Solo había en la Tierra un lugar que era “ningún lugar” y
había caído increíblemente en aquella vivienda destartalada de las afueras de
Madrid
En casa, cuando mis hermanos y yo éramos pequeños, había un
lugar al que llamábamos “ningún lugar”. Se trataba de una antigua despensa de
dos metros cuadrados, quizá menos, oscura y sin ventilación. Una vez dentro, si
dabas cuatro o cinco vueltas con los ojos cerrados, perdías el sentido de la
orientación, llegando a ignorar dónde se encontraba la puerta, dónde el techo y
el suelo. Imaginábamos que podíamos hallarnos boca abajo cuando estábamos boca
arriba y al revés. Alcanzado ese estado de confusión, nos sentábamos en una
sillita que había en el centro y permanecíamos allí, fuera de la realidad,
hasta que se agotaba nuestro turno, pues siempre había alguien en la cola para
disfrutar de aquel modo de estar en el mundo sin hallarse en él.

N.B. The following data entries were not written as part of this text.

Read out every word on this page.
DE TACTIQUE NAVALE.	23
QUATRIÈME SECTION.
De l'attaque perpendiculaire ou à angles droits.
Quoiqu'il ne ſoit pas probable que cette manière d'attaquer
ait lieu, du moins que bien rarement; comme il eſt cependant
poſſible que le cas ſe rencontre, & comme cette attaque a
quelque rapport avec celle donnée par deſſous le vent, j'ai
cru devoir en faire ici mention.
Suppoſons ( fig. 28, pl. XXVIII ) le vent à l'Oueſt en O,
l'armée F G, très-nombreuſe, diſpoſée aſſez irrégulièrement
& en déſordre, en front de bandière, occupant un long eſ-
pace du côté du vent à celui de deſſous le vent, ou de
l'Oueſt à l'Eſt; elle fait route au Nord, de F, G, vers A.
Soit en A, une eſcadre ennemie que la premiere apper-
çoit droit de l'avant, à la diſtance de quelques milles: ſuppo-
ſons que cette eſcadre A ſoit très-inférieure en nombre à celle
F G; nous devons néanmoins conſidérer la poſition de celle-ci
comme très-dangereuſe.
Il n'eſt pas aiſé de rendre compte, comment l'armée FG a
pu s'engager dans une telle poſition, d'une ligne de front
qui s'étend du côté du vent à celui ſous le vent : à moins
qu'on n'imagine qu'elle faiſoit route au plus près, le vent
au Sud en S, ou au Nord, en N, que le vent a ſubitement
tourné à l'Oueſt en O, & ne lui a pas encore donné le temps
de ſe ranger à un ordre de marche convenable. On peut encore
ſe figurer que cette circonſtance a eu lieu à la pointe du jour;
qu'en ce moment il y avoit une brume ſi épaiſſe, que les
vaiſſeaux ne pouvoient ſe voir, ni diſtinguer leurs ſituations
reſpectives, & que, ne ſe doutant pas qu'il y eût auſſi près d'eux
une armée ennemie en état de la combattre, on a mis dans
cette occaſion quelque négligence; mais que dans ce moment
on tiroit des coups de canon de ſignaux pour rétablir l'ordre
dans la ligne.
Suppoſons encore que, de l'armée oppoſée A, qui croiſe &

El regreso era tan doloroso como un parto. Las
preocupaciones de la vida, que eran muchas pese a nuestra edad, se manifestaban
de golpe y volvíamos de súbito a ser unos niños mayores, unos adultos
prematuros. Todos los sitios conocidos, incluso los más recónditos de la casa o
del barrio, eran auténticos lugares. Solo había en la Tierra un lugar que era
“ningún lugar” y había caído increíblemente, para fortuna nuestra, en aquella
vivienda destartalada de las afueras de Madrid. Cuando me ocultaba allí, mi
cuerpo se deshacía en partículas invisibles, de modo que ninguno de los bultos
que me angustiaban quedaba sin desanudar.
Era un castigo, al abandonar el cuartucho, hacerse cargo de
nuevo de los átomos y de los nudos que me constituían y me constituyen. Como
aquella casa vieja desapareció, víctima de la fiebre especuladora, para
convertirse en apartamentos, “ningún lugar” desapareció de mi existencia y los
átomos y los nudos me matan desde entonces. Me dicen que haga yoga.